A call was put out for families to submit DNA if they had missing family members. The Nash family submitted DNA.

On April 23, 2014, John and Sue-Ellen received notification that Albert had been identified.

On July 19, 2014, John and Sue-Ellen along with other members were in France to finally see Albert honoured with a named grave at the Fromelles Cemetery.

Mrs Nash said: “If not for Lambis, Albert would still remain lost to his family.”

Mr Englezos addressed the gathering and presented a very powerful, informative, graphic and emotional presentation.

After meeting many returned diggers as a child growing up in Melbourne, Lambis became fascinated with learning about the diggers of the First World War.

Lambis is the co-founder and driving force behind the internationally renowned ‘Friends of the 15th Brigade’.

In 2008, Lambis and his team were finally vindicated when the largest non-genocide mass burial in Western Europe since WWI was confirmed – right where the team of amateurs has said it would be. Lambis received the Order of Australia for his Fromelles work. He also won the inaugural Shrine Medallion in 2010 and was honoured by the RSL of Victoria with their ANZAC Award in the same year.

In 2010, Lambis again visited Fromelles to attend the opening of the new Pheasant Wood Cemetery and the burial service of the final soldier of the 250 soldiers recovered from the mass grave. He was specifically named and thanked by the Governor General, Quentin Bryce, in her speech at the opening.

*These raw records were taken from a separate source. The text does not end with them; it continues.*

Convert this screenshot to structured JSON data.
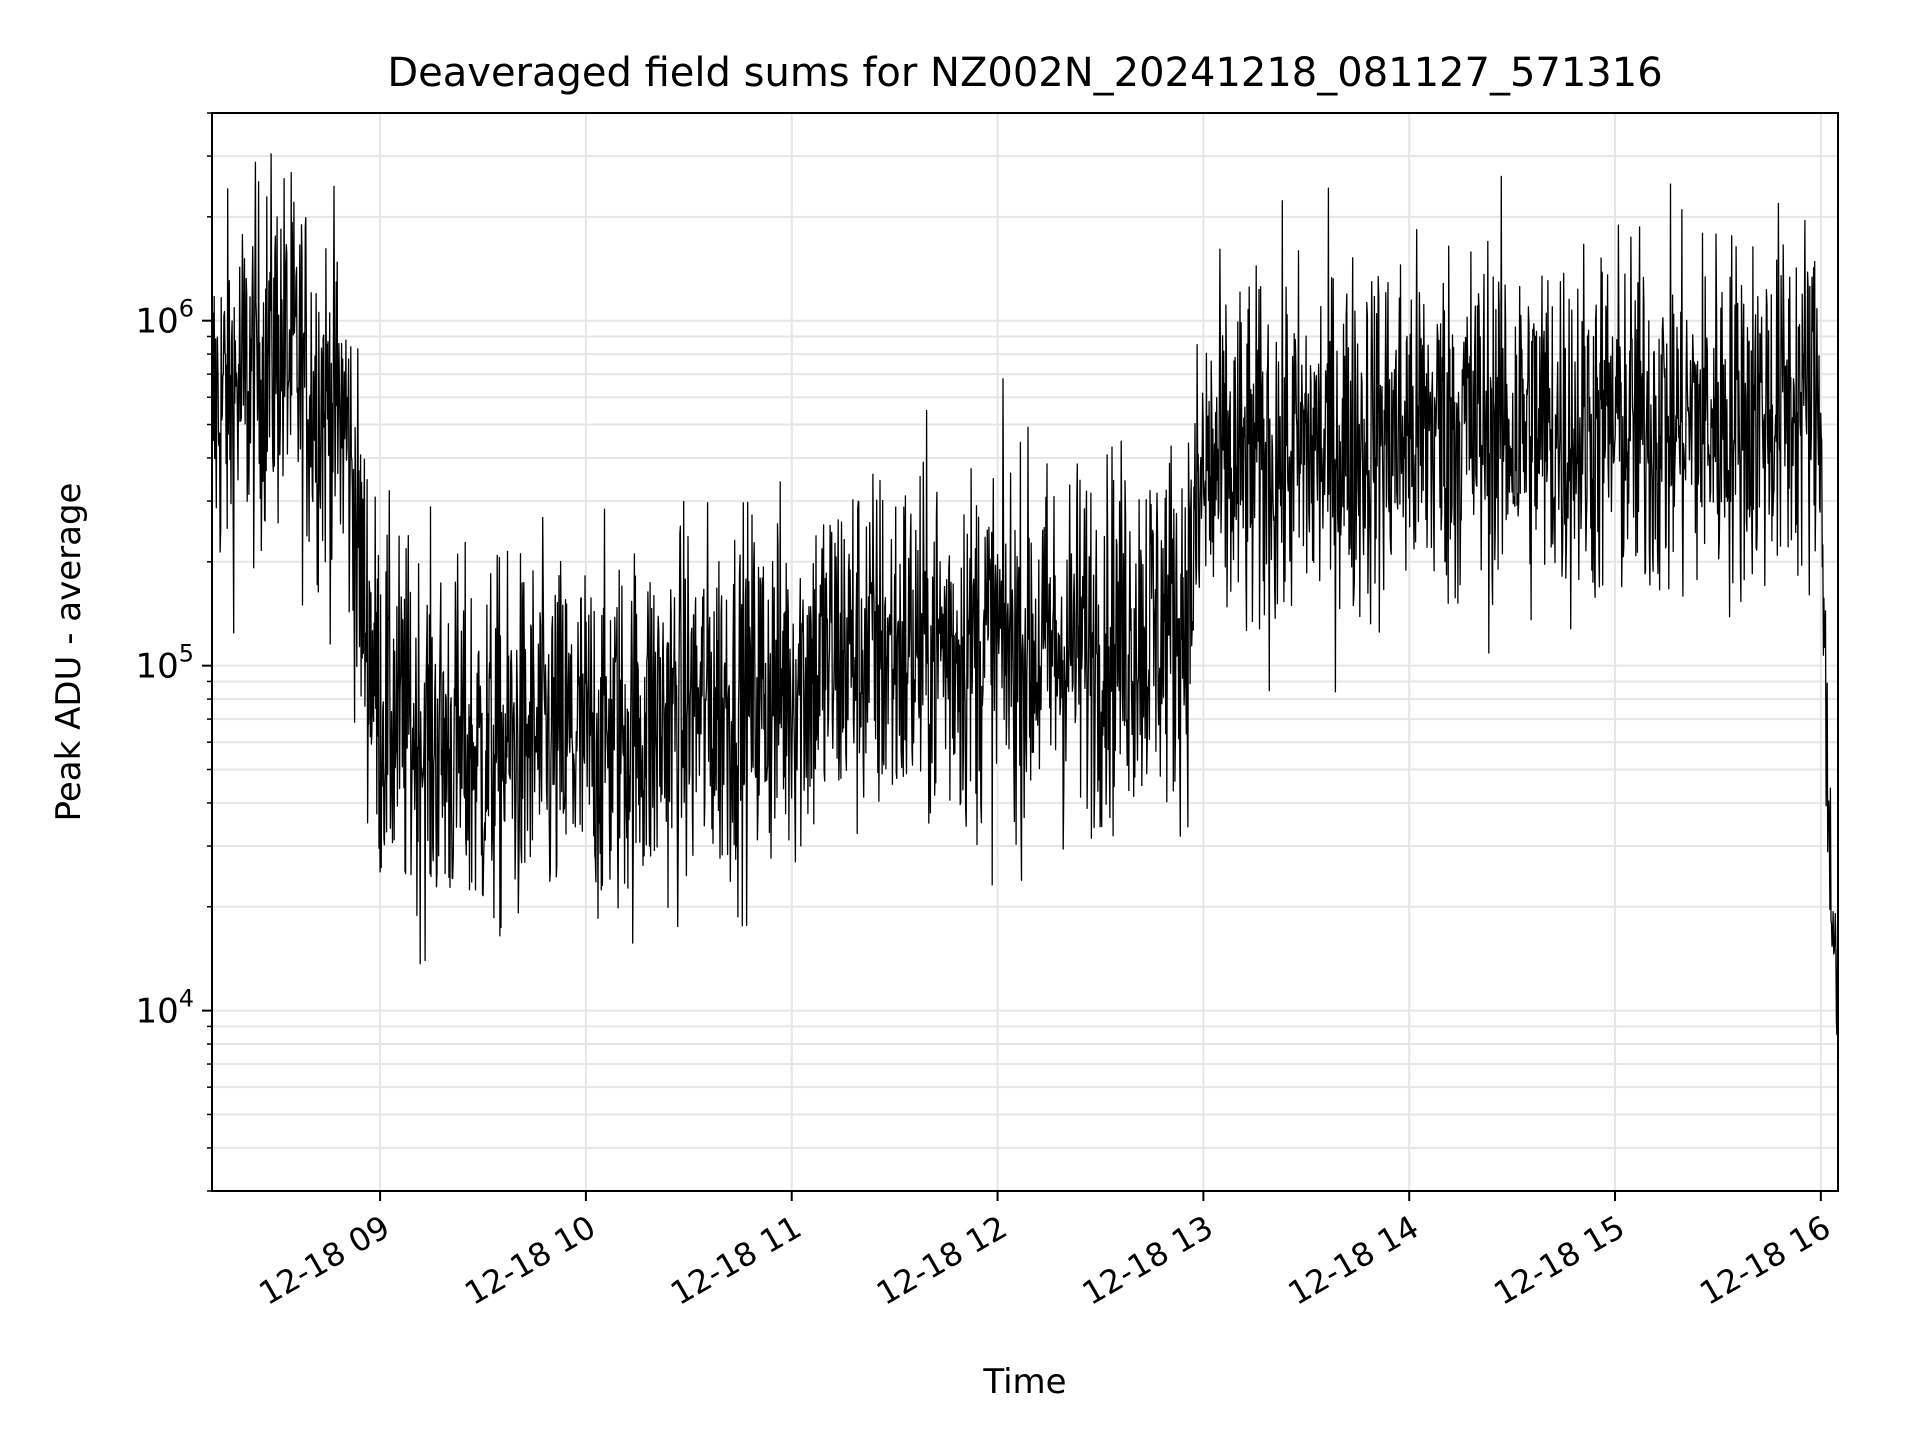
{
  "chart_data": {
    "type": "line",
    "title": "Deaveraged field sums for NZ002N_20241218_081127_571316",
    "xlabel": "Time",
    "ylabel": "Peak ADU - average",
    "x_tick_labels": [
      "12-18 09",
      "12-18 10",
      "12-18 11",
      "12-18 12",
      "12-18 13",
      "12-18 14",
      "12-18 15",
      "12-18 16"
    ],
    "x_ticks": [
      "2024-12-18 09:00",
      "2024-12-18 10:00",
      "2024-12-18 11:00",
      "2024-12-18 12:00",
      "2024-12-18 13:00",
      "2024-12-18 14:00",
      "2024-12-18 15:00",
      "2024-12-18 16:00"
    ],
    "xlim": [
      "2024-12-18 08:11",
      "2024-12-18 16:05"
    ],
    "y_scale": "log",
    "ylim": [
      3000,
      4000000
    ],
    "y_ticks": [
      {
        "value": 10000,
        "base": "10",
        "exp": "4"
      },
      {
        "value": 100000,
        "base": "10",
        "exp": "5"
      },
      {
        "value": 1000000,
        "base": "10",
        "exp": "6"
      }
    ],
    "grid": true,
    "line_color": "#000000",
    "series": [
      {
        "x": [
          "2024-12-18 08:11",
          "2024-12-18 08:20",
          "2024-12-18 08:30",
          "2024-12-18 08:40",
          "2024-12-18 08:50",
          "2024-12-18 08:55",
          "2024-12-18 09:00",
          "2024-12-18 09:15",
          "2024-12-18 09:30",
          "2024-12-18 09:45",
          "2024-12-18 10:00",
          "2024-12-18 10:15",
          "2024-12-18 10:30",
          "2024-12-18 10:45",
          "2024-12-18 11:00",
          "2024-12-18 11:15",
          "2024-12-18 11:30",
          "2024-12-18 11:45",
          "2024-12-18 12:00",
          "2024-12-18 12:15",
          "2024-12-18 12:30",
          "2024-12-18 12:45",
          "2024-12-18 12:55",
          "2024-12-18 13:00",
          "2024-12-18 13:15",
          "2024-12-18 13:30",
          "2024-12-18 13:45",
          "2024-12-18 14:00",
          "2024-12-18 14:15",
          "2024-12-18 14:30",
          "2024-12-18 14:45",
          "2024-12-18 15:00",
          "2024-12-18 15:15",
          "2024-12-18 15:30",
          "2024-12-18 15:45",
          "2024-12-18 15:55",
          "2024-12-18 16:00",
          "2024-12-18 16:02",
          "2024-12-18 16:05"
        ],
        "values": [
          550000,
          650000,
          850000,
          650000,
          500000,
          160000,
          75000,
          60000,
          55000,
          60000,
          60000,
          65000,
          75000,
          80000,
          90000,
          110000,
          110000,
          115000,
          115000,
          110000,
          120000,
          130000,
          140000,
          350000,
          380000,
          420000,
          450000,
          480000,
          500000,
          500000,
          480000,
          500000,
          500000,
          520000,
          550000,
          600000,
          550000,
          40000,
          9000
        ]
      }
    ]
  }
}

He is acknowledged in many books including Les Carlyon’s ‘The Great War’ and Robin Corfield’s ‘Don’t Forget me Cobber.’

Lambis says he is proud to be part of the long journey to see dignity and honour brought to the diggers who disappeared on one horrible night in July 1916, a night now described as the worst in Australia’s history.

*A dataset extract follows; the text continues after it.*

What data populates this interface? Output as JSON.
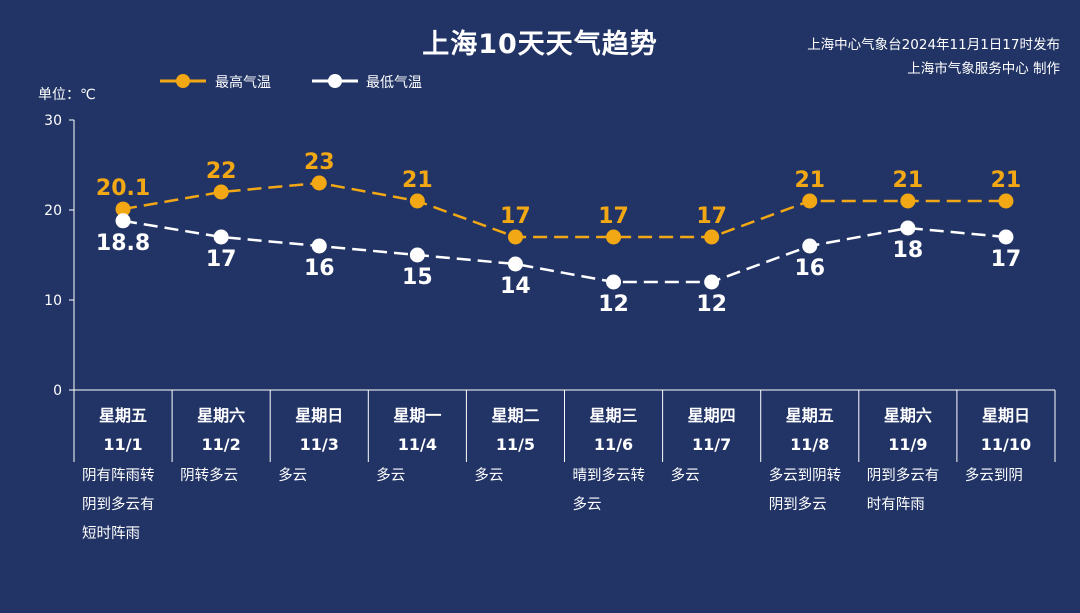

Speaking with him, he is very passionate and will be leading a tour to Fromelles next year to arrive in time for the July 19 service.

Current members of the Boggabri Legacy, Jean Dufty-Hopson, Marion Smith, Stephen Eather, Berice Eather and Bernadette Elliott unveiled the plaque which is displayed next to the honour board. Ellen Eather was the only Legacy widow in attendance.

Each of the 45 Legacy groups in Australia have been given a replica of the torch from the centenary relay and it was on display during the afternoon.

Boggabri Legacy secretary Marion Smith presented Mr Lambis with a grevillea plant.